In the original and simplified sense, prior to the advent of globalization, commodities were things of value, of uniform quality, that were produced in large quantities by many different producers; the items from each different producer are considered equivalent. It is the contract and this underlying standard that define the commodity, not any inherent quality of it as a living organism as such. One can reasonably say that food commodities, for example, are defined by the fact that they substitute for each other in recipes, and that one use the food without having to look at it too closely:

Wheat is an example. Wheat from many different farms is pooled. Generally, it is all traded at the same price; wheat from Joe's farm is not differentiated from wheat from Jane's farm. Some uniform standard of quality must necessarily be assumed, leading to different pools: one say for genetically modified wheat, and one for not. Failures to match the consumer's assessment of risk, usefulness for some purpose, can lead to lower prices or the necessity of dividing the market into different pools - a very major issue in agricultural policy.

If the division into pools is effective, markets for trading commodities can be very efficient; like all markets, they quickly respond to changes in supply and demand to find an equilibrium price. Producers often attempt to 'de-commodify' their products by branding them. Branding attempts to make similar products from different producers more distinguishable. This stategy can often lead to higher prices for the items than would be produced in a commodity market - making a product market. This is the logical consequence of splitting into one pool per brand name.

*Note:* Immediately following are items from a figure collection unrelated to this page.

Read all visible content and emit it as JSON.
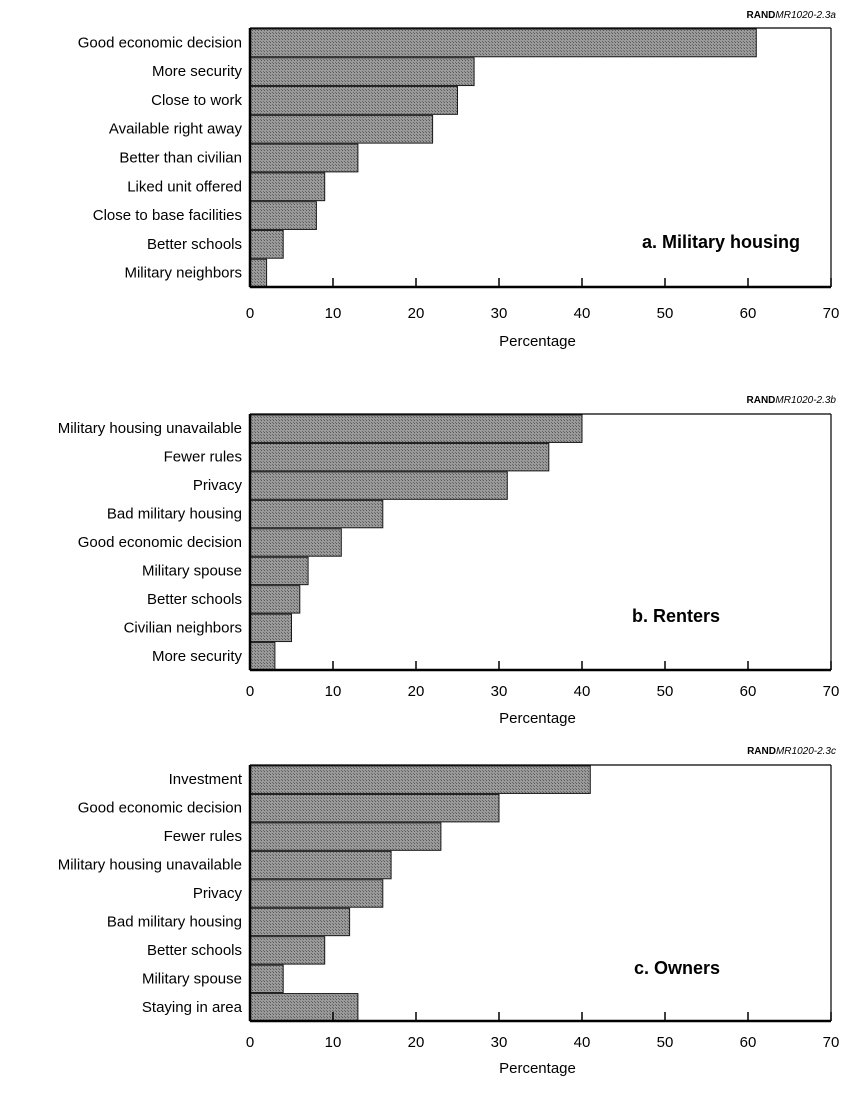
{
  "colors": {
    "bar_fill": "#8c8c8c",
    "bar_stroke": "#1a1a1a",
    "axis": "#000000"
  },
  "chart_data": [
    {
      "type": "bar",
      "orientation": "horizontal",
      "title": "a.  Military housing",
      "source_prefix": "RAND",
      "source_code": "MR1020-2.3a",
      "xlabel": "Percentage",
      "ylabel": "",
      "xlim": [
        0,
        70
      ],
      "xticks": [
        0,
        10,
        20,
        30,
        40,
        50,
        60,
        70
      ],
      "grid": false,
      "categories": [
        "Good economic decision",
        "More security",
        "Close to work",
        "Available right away",
        "Better than civilian",
        "Liked unit offered",
        "Close to base facilities",
        "Better schools",
        "Military neighbors"
      ],
      "values": [
        61,
        27,
        25,
        22,
        13,
        9,
        8,
        4,
        2
      ]
    },
    {
      "type": "bar",
      "orientation": "horizontal",
      "title": "b.  Renters",
      "source_prefix": "RAND",
      "source_code": "MR1020-2.3b",
      "xlabel": "Percentage",
      "ylabel": "",
      "xlim": [
        0,
        70
      ],
      "xticks": [
        0,
        10,
        20,
        30,
        40,
        50,
        60,
        70
      ],
      "grid": false,
      "categories": [
        "Military housing unavailable",
        "Fewer rules",
        "Privacy",
        "Bad military housing",
        "Good economic decision",
        "Military spouse",
        "Better schools",
        "Civilian neighbors",
        "More security"
      ],
      "values": [
        40,
        36,
        31,
        16,
        11,
        7,
        6,
        5,
        3
      ]
    },
    {
      "type": "bar",
      "orientation": "horizontal",
      "title": "c.  Owners",
      "source_prefix": "RAND",
      "source_code": "MR1020-2.3c",
      "xlabel": "Percentage",
      "ylabel": "",
      "xlim": [
        0,
        70
      ],
      "xticks": [
        0,
        10,
        20,
        30,
        40,
        50,
        60,
        70
      ],
      "grid": false,
      "categories": [
        "Investment",
        "Good economic decision",
        "Fewer rules",
        "Military housing unavailable",
        "Privacy",
        "Bad military housing",
        "Better schools",
        "Military spouse",
        "Staying in area"
      ],
      "values": [
        41,
        30,
        23,
        17,
        16,
        12,
        9,
        4,
        13
      ]
    }
  ]
}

Globalization has largely obsoleted this older "thing-based" definition, as the property right in that "thing", and standard of quality expected, and right to sue if it is not met, tends to vary widely across even the most developed nations. Accordingly there is now more emphasis on contract, and on insurance, and currency dynamics in modern commodity markets.

Some economists advise redefining every commodity and product market as a service market, wherein state inspections, market regulation, property rights enforcement, and other services previously assumed under classical economics to be the domain of the state, could be charged for. If this advice were followed, the term commodity would still apply in human life analysis, or narrow domains such as relatively safe food goods, or industrial inputs (oil, screws, wireless spectrum) where quality is more or less standard globally, and there is little risk to life of any failure.